United States District Court, C.D. California, Southern Division

October 29, 2019

LONNIE L. KOCONTES, Plaintiff,
v.
ORANGE COUNTY SHERIFF'S DEPARTMENT, et al., Defendants.

          ORDER DISMISSING COMPLAINT WITH LEAVE TO AMEND

          PAUL L ABRAMS UNITED STATES MAGISTRATE JUDGE.

         Plaintiff, an inmate at the Theo Lacy Jail, Orange, California (the “Jail”), filed a pro se civil rights action herein pursuant to 42 U.S.C. § 1983 on October 16, 2019. (ECF No. 1).

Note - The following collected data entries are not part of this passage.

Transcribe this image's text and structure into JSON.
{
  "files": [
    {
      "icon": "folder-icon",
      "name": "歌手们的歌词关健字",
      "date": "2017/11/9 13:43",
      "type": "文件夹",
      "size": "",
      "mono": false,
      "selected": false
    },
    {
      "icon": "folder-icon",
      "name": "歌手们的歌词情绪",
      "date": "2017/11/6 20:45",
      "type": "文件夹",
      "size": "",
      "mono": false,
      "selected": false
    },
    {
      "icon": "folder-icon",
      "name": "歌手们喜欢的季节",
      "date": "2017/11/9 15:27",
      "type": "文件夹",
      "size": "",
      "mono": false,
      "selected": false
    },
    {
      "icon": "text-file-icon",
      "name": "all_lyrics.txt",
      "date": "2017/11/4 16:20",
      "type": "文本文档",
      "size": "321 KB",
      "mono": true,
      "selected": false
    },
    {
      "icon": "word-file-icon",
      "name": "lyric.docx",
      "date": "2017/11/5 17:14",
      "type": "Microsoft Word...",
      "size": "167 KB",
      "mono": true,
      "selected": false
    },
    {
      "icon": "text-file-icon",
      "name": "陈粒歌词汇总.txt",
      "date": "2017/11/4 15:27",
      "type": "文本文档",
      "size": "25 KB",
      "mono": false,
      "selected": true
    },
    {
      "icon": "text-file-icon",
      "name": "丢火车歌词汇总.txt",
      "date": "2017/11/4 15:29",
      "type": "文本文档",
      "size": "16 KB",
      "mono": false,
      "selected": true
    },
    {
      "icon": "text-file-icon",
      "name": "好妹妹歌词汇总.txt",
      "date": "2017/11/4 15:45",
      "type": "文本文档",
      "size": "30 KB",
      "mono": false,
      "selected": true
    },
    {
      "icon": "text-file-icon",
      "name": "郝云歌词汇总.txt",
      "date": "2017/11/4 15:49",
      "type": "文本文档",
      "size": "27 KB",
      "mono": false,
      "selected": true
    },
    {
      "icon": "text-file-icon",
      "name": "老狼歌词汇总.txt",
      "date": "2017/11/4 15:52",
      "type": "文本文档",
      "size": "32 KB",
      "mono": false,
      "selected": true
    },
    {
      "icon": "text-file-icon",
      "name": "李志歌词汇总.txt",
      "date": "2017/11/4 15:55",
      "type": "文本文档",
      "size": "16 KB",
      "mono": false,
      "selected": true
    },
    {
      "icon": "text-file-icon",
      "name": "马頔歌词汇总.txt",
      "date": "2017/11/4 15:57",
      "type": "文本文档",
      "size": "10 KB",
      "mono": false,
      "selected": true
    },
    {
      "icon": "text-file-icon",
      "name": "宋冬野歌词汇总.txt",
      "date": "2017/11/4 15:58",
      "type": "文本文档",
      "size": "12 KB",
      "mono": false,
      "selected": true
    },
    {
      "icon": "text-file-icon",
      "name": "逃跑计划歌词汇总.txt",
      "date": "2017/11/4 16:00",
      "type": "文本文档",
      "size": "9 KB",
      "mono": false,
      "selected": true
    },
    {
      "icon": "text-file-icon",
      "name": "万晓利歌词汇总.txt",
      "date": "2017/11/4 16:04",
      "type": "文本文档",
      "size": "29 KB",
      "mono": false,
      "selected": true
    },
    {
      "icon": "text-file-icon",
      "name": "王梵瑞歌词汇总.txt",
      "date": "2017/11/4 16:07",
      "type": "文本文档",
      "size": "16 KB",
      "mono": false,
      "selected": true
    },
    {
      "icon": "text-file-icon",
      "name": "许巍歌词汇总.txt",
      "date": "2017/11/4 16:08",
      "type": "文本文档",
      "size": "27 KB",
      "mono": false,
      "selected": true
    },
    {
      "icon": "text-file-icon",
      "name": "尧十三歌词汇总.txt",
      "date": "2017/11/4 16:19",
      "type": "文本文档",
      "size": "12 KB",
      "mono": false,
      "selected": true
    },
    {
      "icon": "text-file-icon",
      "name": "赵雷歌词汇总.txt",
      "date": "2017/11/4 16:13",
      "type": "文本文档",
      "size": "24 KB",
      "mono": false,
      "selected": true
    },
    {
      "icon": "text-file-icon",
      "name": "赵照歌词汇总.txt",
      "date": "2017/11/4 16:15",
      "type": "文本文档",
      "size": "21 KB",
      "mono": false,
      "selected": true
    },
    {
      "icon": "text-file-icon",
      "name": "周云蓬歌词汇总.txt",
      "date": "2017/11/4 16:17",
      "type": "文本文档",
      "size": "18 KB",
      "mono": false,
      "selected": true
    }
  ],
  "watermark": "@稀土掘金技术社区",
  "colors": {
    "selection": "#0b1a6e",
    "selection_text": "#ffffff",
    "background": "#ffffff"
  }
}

Plaintiff also filed a request to proceed without prepayment of the filing fee, which was subsequently granted. (ECF Nos. 2, 4). The Complaint names as defendants the Orange County Sheriff's Department (“OCSD”); Global Tel Link Corp. (“GTL”), which is identified as contracting with the OCSD to provide the Jail's “inmate phone system”; and ten “doe” defendants, who are not identified in any way. (ECF No. 1 at 3). Plaintiff lists as incident dates March 2013 through September 2019, and 2015 through August 2019. (Id. at 3). Plaintiff seeks monetary damages and injunctive relief including destruction of recordings of telephone calls, reclassification of his status, “legal mail” tracking, and expungement of disciplinary records. (Id. at 19).

         In accordance with the mandate of the Prison Litigation Reform Act of 1995 (“PLRA”), the Court has screened the Complaint prior to ordering service for the purpose of determining whether the action is frivolous or malicious; or fails to state a claim upon which relief may be granted; or seeks monetary relief against a defendant who is immune from such relief. See 28 U.S.C. §§ 1915A, 1915(e)(2); 42 U.S.C. § 1997e.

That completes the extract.